Safe & Protected: multidisciplinary approach to family violence

In October 2016, Women’s Legal Service Victoria (WLSV) delivered a multidisciplinary family violence professional development event to practitioners working in the Children’s Court of Victoria Family Division. The flagship two-day event that was commissioned by the Children’s Court Multi-Disciplinary Training Board was opened by Judge Amanda Chambers, President of the Children’s Court, and focused on participants acquiring new skills and knowledge while also learning from each other. The event explored the challenges of implementing professional practice guidelines, meeting the needs of vulnerable families and navigating the complex intersections between family violence, child protection and family law. 176 participants attended the event including child protection practitioners, lawyers from the community legal sector, Victoria Legal Aid (VLA) and private practice, Child Protection Litigation Office lawyers, Children’s Court staff and the judiciary.

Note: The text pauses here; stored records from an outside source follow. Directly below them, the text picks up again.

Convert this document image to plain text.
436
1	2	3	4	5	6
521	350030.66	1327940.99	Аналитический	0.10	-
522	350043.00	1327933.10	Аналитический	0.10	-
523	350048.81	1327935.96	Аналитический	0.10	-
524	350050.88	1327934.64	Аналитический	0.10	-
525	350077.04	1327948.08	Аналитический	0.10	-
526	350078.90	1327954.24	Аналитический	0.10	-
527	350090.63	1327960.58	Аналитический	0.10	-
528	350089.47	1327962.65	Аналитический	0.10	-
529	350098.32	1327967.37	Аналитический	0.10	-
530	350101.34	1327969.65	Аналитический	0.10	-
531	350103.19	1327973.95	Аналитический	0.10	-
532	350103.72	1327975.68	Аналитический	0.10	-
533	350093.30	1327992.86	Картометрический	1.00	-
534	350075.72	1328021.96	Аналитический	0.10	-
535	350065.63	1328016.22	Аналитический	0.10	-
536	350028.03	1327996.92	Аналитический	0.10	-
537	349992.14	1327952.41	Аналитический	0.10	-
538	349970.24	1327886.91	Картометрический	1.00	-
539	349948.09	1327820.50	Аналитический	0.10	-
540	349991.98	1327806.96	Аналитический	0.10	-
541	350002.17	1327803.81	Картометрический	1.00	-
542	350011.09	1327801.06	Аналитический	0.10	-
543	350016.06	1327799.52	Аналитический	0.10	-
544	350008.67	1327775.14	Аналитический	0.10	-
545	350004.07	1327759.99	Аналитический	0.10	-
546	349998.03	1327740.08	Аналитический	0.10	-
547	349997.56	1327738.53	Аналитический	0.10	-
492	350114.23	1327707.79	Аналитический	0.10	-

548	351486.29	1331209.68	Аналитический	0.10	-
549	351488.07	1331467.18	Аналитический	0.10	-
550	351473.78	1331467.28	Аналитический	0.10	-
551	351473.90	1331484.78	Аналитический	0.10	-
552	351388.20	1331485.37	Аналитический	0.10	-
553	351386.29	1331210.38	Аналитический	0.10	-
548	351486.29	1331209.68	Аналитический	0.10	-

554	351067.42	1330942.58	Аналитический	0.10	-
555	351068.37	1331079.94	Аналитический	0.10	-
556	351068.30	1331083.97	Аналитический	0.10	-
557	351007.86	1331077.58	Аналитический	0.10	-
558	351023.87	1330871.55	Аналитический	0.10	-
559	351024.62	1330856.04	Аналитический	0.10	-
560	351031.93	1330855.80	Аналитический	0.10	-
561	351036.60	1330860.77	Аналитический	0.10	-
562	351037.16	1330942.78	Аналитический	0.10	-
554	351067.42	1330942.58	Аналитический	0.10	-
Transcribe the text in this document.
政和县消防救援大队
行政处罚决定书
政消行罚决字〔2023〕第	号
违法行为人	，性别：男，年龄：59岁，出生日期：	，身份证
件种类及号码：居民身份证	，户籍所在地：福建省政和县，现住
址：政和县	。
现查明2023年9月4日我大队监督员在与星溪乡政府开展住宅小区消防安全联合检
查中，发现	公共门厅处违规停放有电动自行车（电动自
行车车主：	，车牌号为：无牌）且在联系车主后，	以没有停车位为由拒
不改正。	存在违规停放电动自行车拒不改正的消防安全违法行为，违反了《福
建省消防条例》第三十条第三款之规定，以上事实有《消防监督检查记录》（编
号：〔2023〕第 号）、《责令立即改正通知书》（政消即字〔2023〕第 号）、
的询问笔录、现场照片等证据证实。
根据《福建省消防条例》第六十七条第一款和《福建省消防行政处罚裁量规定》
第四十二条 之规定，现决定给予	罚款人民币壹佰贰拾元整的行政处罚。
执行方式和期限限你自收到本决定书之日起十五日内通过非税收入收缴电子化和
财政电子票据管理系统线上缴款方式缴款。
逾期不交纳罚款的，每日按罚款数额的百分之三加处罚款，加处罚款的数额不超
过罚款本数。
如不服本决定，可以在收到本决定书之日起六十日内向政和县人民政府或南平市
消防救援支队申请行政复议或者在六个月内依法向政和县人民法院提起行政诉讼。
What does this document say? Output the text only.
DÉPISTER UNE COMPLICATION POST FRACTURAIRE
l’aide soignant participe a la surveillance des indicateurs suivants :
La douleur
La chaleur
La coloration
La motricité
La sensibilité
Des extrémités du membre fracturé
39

The independent evaluation of the program found that it stimulated critical reflection and discussion across the professions on the complexities of child protection cases involving family violence as well as improving the knowledge and skills of participants to work with families in this highly challenging area.

Newly arrived migrant women

This year WLSV embarked on a new project to expand the award-nominated LINK program to women from emerging migrant and refugee communities in rural Victoria. In partnership with the Australian Muslim Women’s Centre for Human Rights (AMWCHR), WLSV developed and delivered a program for settlement services and family violence workers in Mildura. The training increased the workers’ capacity to provide support assistance to women from emerging migrant and refugee communities who are experiencing family violence.

Funded by the Helen Macpherson Smith Trust, the training was attended by staff from a number of organisations including Sunraysia Mallee Ethnic Communities Council, Mallee Family Care, Murray Mallee Community Legal Service, and the Mallee Domestic Violence and Sexual Assault Unit. The relationship between the AMWCHR and WLSV strengthened substantially over the project, facilitating further coordination on existing and future projects. WLSV will continue to work in conjunction with these organisations so that women from new and emerging communities in regional Victoria have access to specialist legal assistance for family violence legal issues.

Interpreting the law

More than 40% of our clients at the Magistrates’ Court are from CALD communities. Many of these women require interpreters and it is critical for these services to be readily available at this pivotal point – when someone is attempting to get protection from a violent relationship.

In July 2016, WLSV released a report that identified a critical lack of interpreter resources for people applying for family violence intervention orders across Victoria. The report utilised WLSV’s clients’ feedback and on-the-ground experience to identify service delivery gaps for culturally and linguistically diverse (CALD) clients in the family violence intervention order court process. Some of the issues identified in the report affecting women include limited access to interpreters at courts causing clients to have to share interpreters with their ex-partner, the lack of family violence training for interpreters and limited translated court information onsite and online.

Since the release of the report, WLSV has been invited to participate in industry consultations and made significant contributions to the development of course curriculum for interpreter training at educational institutions. WLSV lawyers presented at the Monash University specialist courses for professional interpreters working in legal, and family violence-related settings. WLSV also contributed to the Judicial Council on Cultural Diversity review of interpreter services and the development of their Recommended National Standards for Working with Interpreters in Courts and Tribunals, launched in October 2017.